Another cultural difference I observed was the practice of withholding information about illnesses from patients, often at the request of their families. Families, aiming to protect their loved ones from the psychological impact of a diagnosis, frequently pressured doctors not to disclose the full extent of a condition. This practice contradicts the principles of transparency and patient-centred care upheld by the General Medical Council and other ethical guidelines in the UK. Doctors practising in Syria sometimes face threats from family members, which, given the current security situation, forces them to comply with these requests.

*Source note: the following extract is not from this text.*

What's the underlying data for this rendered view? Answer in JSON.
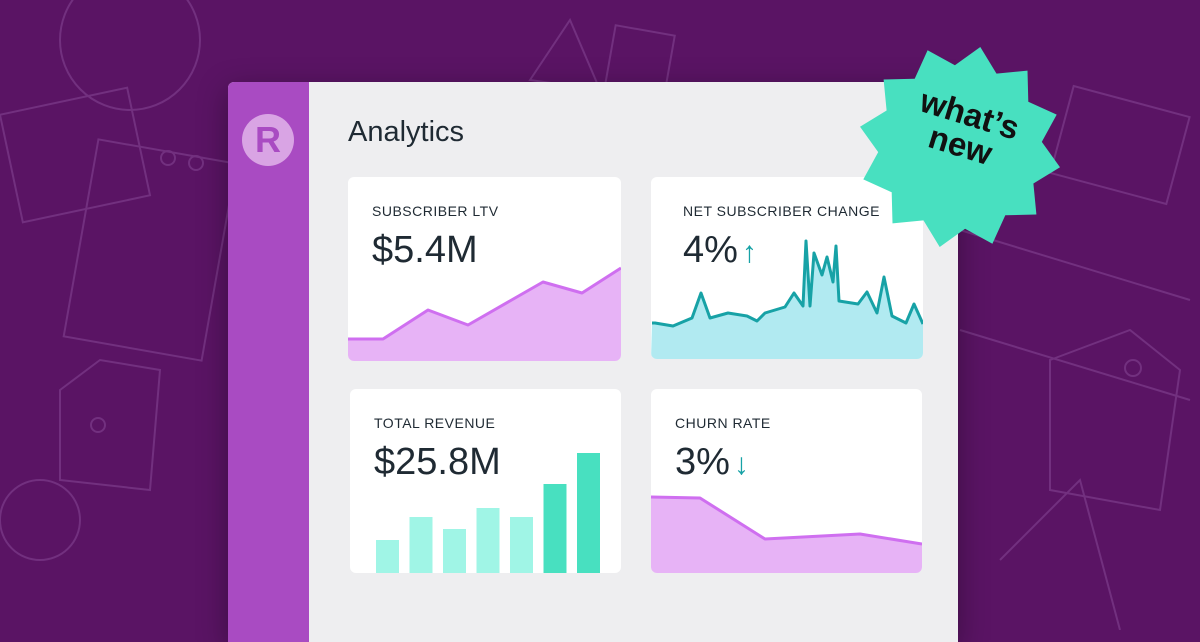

Additionally, resource shortages mean that even the simplest procedures require patients to turn to the private sector, which is prohibitively expensive for most. With the majority of the population living below the poverty line, many patients neglect chronic illnesses, only presenting with severe complications that require extensive and costly interventions.

A case that stayed with me involved a 75-year-old woman presenting with acute shortness of breath, complicated by poorly managed diabetes and multiple undiagnosed infections. While her condition warranted immediate transfer to intensive care, her family hesitated due to the high costs involved. The resulting delay led to rapid deterioration, sepsis, and disseminated intravascular coagulation, ultimately highlighting the dire consequences of resource limitations on patient outcomes.

Reflections on Emotional and Psychological Impact

One potential drawback of my elective experience was the emotional and psychological toll it had on me. Working in a war-torn country with limited resources and witnessing the struggles of both patients and healthcare providers was distressing and overwhelming. Constant exposure to severe cases, inadequate facilities, and difficult decisions caused significant emotional strain and risk of burnout.

It was emotionally challenging to witness patients facing life-threatening complications that could have been prevented with better resources. The ethical dilemmas and cultural practices I encountered added further complexity. Confronting the stark inequalities in healthcare left me feeling frustrated and helpless at times. Acknowledging and addressing these emotional challenges was essential, and I sought appropriate support and implemented self-care strategies to cope with them.

Conclusion

The ethical dilemmas I encountered during my placement highlighted the challenges healthcare professionals face in balancing patient autonomy with cultural practices and safety concerns. The scarcity of resources and lack of funding significantly hindered the healthcare system’s ability to provide adequate care. Patients often delay treatment or neglect chronic conditions due to financial constraints, resulting in severe complications.

Despite these challenges, the resilience and dedication of healthcare professionals in Syria were inspiring. Their commitment to delivering the best possible care, even under extremely difficult circumstances, served as a powerful reminder of the impact compassionate providers can have.

My medical elective experience in Syria provided valuable insights into the complexities of healthcare delivery in a resource-limited, conflict-affected setting. It emphasised the need for a holistic approach to medicine, encompassing not only clinical skills but also ethics, cultural considerations, and resource management. This experience will undoubtedly shape my future practice as I strive to contribute to more equitable healthcare systems.